Le PDG de Nvidia, Jensen Huang, est sans doute le meilleur vendeur de la Silicon Valley. Peut-être jamais. Il a cet optimisme implacable, le genre que Marc Benioff porte comme un insigne d’honneur, mais voici ce qui le rend dangereux : Jensen tient réellement ses promesses. Trimestre après trimestre, les chiffres confirment le battage médiatique. Ainsi, lorsqu’il prétend qu’il existe un tout nouveau marché adressable total (TAM) de 200 milliards de dollars** se trouvant juste sous notre nez, vous ne lèvez pas les yeux au ciel. Vous prenez des notes.

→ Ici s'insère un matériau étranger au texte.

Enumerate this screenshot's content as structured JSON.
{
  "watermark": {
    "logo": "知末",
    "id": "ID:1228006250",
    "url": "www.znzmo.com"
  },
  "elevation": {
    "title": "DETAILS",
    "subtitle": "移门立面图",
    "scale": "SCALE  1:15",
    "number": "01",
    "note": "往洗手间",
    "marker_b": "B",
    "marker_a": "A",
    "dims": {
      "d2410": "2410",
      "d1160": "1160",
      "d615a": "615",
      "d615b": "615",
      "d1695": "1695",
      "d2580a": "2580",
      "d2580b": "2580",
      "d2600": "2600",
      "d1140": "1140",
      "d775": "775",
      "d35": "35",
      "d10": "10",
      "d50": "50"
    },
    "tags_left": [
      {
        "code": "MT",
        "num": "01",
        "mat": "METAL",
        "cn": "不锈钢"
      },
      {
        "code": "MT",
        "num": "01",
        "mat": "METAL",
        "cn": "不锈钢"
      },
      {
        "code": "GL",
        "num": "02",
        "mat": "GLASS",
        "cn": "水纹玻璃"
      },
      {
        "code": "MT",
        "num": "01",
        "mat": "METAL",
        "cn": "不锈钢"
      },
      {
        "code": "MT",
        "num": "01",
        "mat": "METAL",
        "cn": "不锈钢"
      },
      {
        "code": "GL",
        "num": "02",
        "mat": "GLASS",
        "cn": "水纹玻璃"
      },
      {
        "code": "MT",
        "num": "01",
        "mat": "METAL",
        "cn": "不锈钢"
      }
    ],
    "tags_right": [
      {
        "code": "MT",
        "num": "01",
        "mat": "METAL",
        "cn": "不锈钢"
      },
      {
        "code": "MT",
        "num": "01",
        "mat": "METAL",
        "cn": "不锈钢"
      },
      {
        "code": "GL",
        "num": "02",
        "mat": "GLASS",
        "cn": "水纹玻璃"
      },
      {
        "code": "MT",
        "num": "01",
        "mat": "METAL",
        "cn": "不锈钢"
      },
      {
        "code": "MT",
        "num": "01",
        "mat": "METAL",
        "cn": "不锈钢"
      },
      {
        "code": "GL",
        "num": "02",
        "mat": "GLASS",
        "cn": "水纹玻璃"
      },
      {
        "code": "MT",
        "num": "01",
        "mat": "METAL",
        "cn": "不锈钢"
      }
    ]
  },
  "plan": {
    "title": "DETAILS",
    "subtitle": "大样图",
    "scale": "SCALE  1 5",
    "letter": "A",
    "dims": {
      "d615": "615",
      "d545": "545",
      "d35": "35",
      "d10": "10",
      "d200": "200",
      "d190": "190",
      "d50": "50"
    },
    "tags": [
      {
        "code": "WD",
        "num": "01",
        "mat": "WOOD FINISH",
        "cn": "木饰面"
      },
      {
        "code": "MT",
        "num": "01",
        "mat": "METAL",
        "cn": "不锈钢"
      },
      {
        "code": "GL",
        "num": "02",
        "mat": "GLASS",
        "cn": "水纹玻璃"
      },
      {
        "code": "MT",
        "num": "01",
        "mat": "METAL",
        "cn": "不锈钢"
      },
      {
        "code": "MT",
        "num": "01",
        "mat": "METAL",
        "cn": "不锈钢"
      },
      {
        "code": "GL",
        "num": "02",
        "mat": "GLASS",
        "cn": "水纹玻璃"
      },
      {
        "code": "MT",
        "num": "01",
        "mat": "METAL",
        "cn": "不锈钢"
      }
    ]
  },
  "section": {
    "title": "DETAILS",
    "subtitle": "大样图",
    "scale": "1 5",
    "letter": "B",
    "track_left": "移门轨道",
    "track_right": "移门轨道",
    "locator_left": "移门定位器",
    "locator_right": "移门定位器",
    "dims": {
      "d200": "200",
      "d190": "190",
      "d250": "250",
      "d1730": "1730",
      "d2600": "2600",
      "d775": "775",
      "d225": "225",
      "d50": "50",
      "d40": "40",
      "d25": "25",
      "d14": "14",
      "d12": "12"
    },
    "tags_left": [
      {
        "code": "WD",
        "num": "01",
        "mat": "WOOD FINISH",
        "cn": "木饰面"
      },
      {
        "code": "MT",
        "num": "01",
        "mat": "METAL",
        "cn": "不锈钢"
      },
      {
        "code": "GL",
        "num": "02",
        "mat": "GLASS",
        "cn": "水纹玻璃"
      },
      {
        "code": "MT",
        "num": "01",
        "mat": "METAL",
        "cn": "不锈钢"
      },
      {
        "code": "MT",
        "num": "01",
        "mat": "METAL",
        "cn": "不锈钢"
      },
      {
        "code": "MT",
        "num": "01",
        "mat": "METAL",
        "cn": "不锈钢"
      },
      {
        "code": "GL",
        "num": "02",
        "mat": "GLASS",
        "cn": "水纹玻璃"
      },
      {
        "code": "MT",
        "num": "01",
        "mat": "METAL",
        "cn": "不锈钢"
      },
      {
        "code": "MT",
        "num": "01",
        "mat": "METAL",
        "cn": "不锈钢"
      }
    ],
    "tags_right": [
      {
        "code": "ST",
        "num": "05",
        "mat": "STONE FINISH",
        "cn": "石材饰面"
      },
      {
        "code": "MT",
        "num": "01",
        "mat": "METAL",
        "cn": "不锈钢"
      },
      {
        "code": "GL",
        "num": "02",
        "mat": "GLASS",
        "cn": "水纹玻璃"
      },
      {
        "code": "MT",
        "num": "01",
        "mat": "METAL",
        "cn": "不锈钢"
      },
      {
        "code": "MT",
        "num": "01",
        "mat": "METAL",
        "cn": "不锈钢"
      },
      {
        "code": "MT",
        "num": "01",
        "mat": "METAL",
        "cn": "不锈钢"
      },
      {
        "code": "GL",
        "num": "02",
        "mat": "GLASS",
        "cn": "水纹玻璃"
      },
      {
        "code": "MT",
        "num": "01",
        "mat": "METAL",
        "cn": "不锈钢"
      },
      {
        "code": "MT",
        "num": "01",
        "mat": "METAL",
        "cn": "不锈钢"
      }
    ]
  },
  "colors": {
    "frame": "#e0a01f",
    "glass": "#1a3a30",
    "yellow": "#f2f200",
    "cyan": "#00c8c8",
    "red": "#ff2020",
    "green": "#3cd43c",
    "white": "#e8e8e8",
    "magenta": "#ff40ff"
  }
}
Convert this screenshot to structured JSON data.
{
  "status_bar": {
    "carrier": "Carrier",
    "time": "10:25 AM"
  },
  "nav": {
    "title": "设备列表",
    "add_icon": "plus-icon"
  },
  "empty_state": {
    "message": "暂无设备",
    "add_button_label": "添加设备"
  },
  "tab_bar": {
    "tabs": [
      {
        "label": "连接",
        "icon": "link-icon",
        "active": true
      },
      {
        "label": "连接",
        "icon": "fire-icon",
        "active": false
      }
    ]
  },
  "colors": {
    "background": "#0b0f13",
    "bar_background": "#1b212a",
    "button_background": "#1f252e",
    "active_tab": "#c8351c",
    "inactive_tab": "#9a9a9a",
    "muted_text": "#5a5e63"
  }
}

Il a largué cette bombe lors du dernier appel aux résultats. Nvidia vient de publier un autre trimestre record, récoltant 81,6 milliards de dollars et prévoyant 91 milliards de dollars pour la période à venir. Bon timing, non ? Huang a présenté le processeur Vera non pas comme une mise à niveau, mais comme un changement de paradigme. Il appelle cela transformateur. Les premiers chiffres de ventes indiquent que ce n’est pas le cas : ils sont prometteurs.
“Vera ouvre un tout nouveau TAM de 80 milliards de dollars pour Nvidia… Le monde reconstruit l’informatique pour l’IA agentique.”
Jensen Huang
Wall Street est cependant nerveuse. Tout le monde veut savoir quelle est la prochaine étape sur le billot. Nvidia règne sur le monde des GPU, bien sûr. Mais le processeur ? C’est l’arrière-cour d’Intel et d’AMD. Ou du moins, c’était le cas. Puis sont arrivés les hyperscalers. Le mois dernier, Amazon Web Services a conclu un accord massif avec Meta pour ses puces d’IA locales. Andy Jassy a été haut et clair : AWS peut construire des puces au moins aussi performantes que celles de Nvidia, peut-être meilleures. C’est une réelle menace.
Puis Vera est arrivée.
Vendu seul. Livré avec le GPU Rubin. Huang insiste sur le fait qu’il ne s’agit pas simplement d’un autre processeur. Il s’agit du premier processeur au monde spécialement conçu pour l’IA agentique. Il pense que tous les grands fabricants de systèmes et hyperscalers font déjà la queue pour le déployer.
Voici la logique, ou ce qui passe pour cela. Lorsqu’un modèle d’IA réfléchit et fait du gros du travail, les GPU hurlent. Mais les agents ? Ils fonctionnent sur des processeurs. Ils accomplissent des tâches. Ils exécutent. Huang prédit que les agents disposeront à terme de leurs propres équivalents d’ordinateurs personnels pilotés par CPU.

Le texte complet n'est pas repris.